Perhaps it was inevitable, then, that the overriding mood throughout Dumb Luck would prove to be quiet understatement. Having been given the unexpected opportunity to make a definitive statement as a solo artist, Tamborello shrinks away from the spotlight, filling the album with guest vocalists and supporting musicians. He seems to address these concerns on the album’s self-titled opening track:
Just don’t forget that’s it’s dumb luck that got you here, /
Don’t fool yourself, ‘cause fortune’s waiting for the best time to appear, /
To make it clear that all the courage and the talent that you have, /
Was just in dreams and when you wake up you will beg to get it back.
The music itself is deceptively lyrical, with distorted guitar riffs and synth lines dissolving into waves of feedback and cracked backing vocals. It’s a very pretty track and it certainly sets the mood for the album, even if the overriding spirit of self-derogatory pessimism seems, on reflection, less ingratiating than simply grating. Tamborello is a good musician, and this isn’t the first time throughout Dumb Luck‘s short 41 minutes that the listener wishes Tamborello would get over his neurotic feelings of inadequacy and just, you know, play a tune. The sense of understatement that carries through the album is not very far from being simply underwhelming.
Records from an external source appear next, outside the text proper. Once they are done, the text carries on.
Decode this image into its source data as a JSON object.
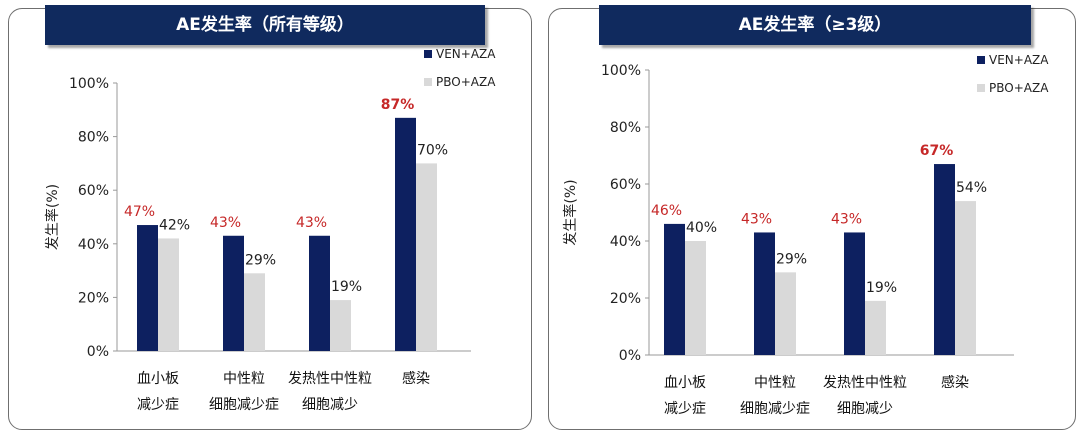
{
  "chart_data": [
    {
      "type": "bar",
      "title": "AE发生率（所有等级）",
      "ylabel": "发生率(%)",
      "ylim": [
        0,
        100
      ],
      "yticks": [
        0,
        20,
        40,
        60,
        80,
        100
      ],
      "ytick_labels": [
        "0%",
        "20%",
        "40%",
        "60%",
        "80%",
        "100%"
      ],
      "categories": [
        [
          "血小板",
          "减少症"
        ],
        [
          "中性粒",
          "细胞减少症"
        ],
        [
          "发热性中性粒",
          "细胞减少"
        ],
        [
          "感染"
        ]
      ],
      "series": [
        {
          "name": "VEN+AZA",
          "color": "#0d2060",
          "values": [
            47,
            43,
            43,
            87
          ],
          "labels": [
            "47%",
            "43%",
            "43%",
            "87%"
          ],
          "label_color": "#c62828"
        },
        {
          "name": "PBO+AZA",
          "color": "#d9d9d9",
          "values": [
            42,
            29,
            19,
            70
          ],
          "labels": [
            "42%",
            "29%",
            "19%",
            "70%"
          ],
          "label_color": "#222222"
        }
      ],
      "bold_label_index": 3,
      "legend_position": "top-right",
      "grid": false
    },
    {
      "type": "bar",
      "title": "AE发生率（≥3级）",
      "ylabel": "发生率(%)",
      "ylim": [
        0,
        100
      ],
      "yticks": [
        0,
        20,
        40,
        60,
        80,
        100
      ],
      "ytick_labels": [
        "0%",
        "20%",
        "40%",
        "60%",
        "80%",
        "100%"
      ],
      "categories": [
        [
          "血小板",
          "减少症"
        ],
        [
          "中性粒",
          "细胞减少症"
        ],
        [
          "发热性中性粒",
          "细胞减少"
        ],
        [
          "感染"
        ]
      ],
      "series": [
        {
          "name": "VEN+AZA",
          "color": "#0d2060",
          "values": [
            46,
            43,
            43,
            67
          ],
          "labels": [
            "46%",
            "43%",
            "43%",
            "67%"
          ],
          "label_color": "#c62828"
        },
        {
          "name": "PBO+AZA",
          "color": "#d9d9d9",
          "values": [
            40,
            29,
            19,
            54
          ],
          "labels": [
            "40%",
            "29%",
            "19%",
            "54%"
          ],
          "label_color": "#222222"
        }
      ],
      "bold_label_index": 3,
      "legend_position": "top-right",
      "grid": false
    }
  ]
}
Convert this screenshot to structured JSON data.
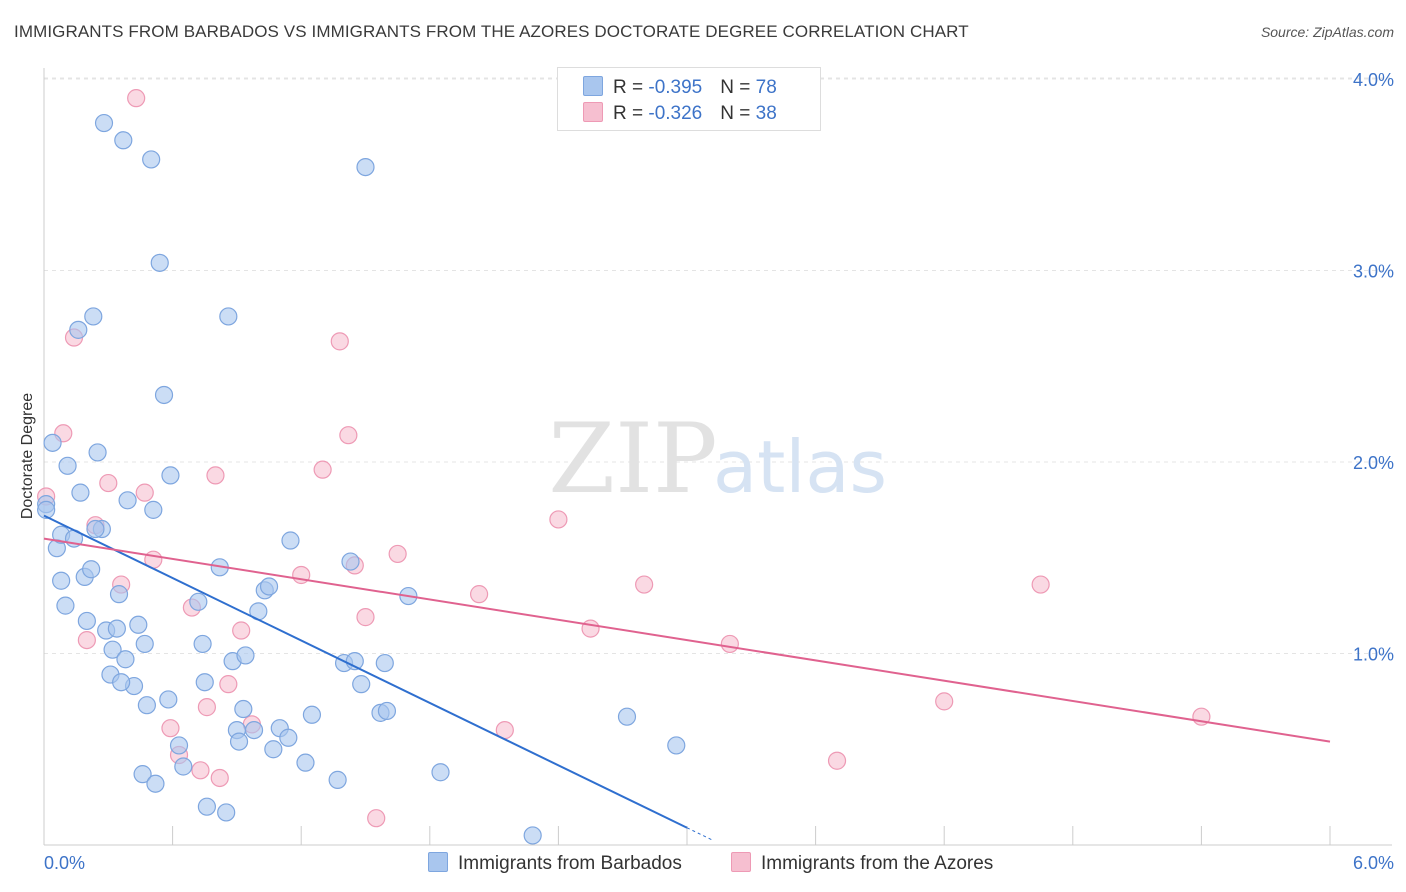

That’s not to say that the album is without merits. The celebrity guests are uniformly top-notch, and often provide fire in place of Tamborello’s natural reticence. The album’s best track is probably “Rock My Boat”, with Mai Doi Todd’s graceful, controlled vocal expressing just enough tension to overcome the deceptive placidity of Tamborello’s fitfully spry rhythm. Indie stalwarts Jenny Lewis and Conor Oberst’s seemingly obligatory appearances are elevated by these artists’ respective charms into songs which could fit snugly into their own discographies. Lewis’ “Roll On” could easily have appeared on a Rilo Kiley album, acoustic guitar included, minus merely the occasional synthesized burble and keyboard filigree. Oberst’s “Breakfast In Bed” is, if anything, more restrained than his own electronic experimentations, primarily on 2005’s vastly underrated Digital Ash in a Digital Urn. Tamborello’s frankly pedestrian musical bed sits in sharp contrast to Oberst’s own robust melodic sense. The album’s most Postal Service-esque moment comes courtesy of Lali Puna, on “I’d Like to Know”—even if, it must be said, there seems something slightly self-destructive in Tamborello’s refusal to allow the strong melody to take center-stage, preferring to bury it under layers of atmosphere and distortion.
There are a handful of moments throughout Dumb Luck where Tamborello seems to forget the burden of expectations enough to overcome his natural reticence—it is somewhat unfortunate these these moments seem to come courtesy of his guests. If Tamborello was insecure of his own musical prowess before the release of Dumb Luck, the album may have the ironic effect of reinforcing his own worst impulses: as a solo artist, he makes a great collaborator.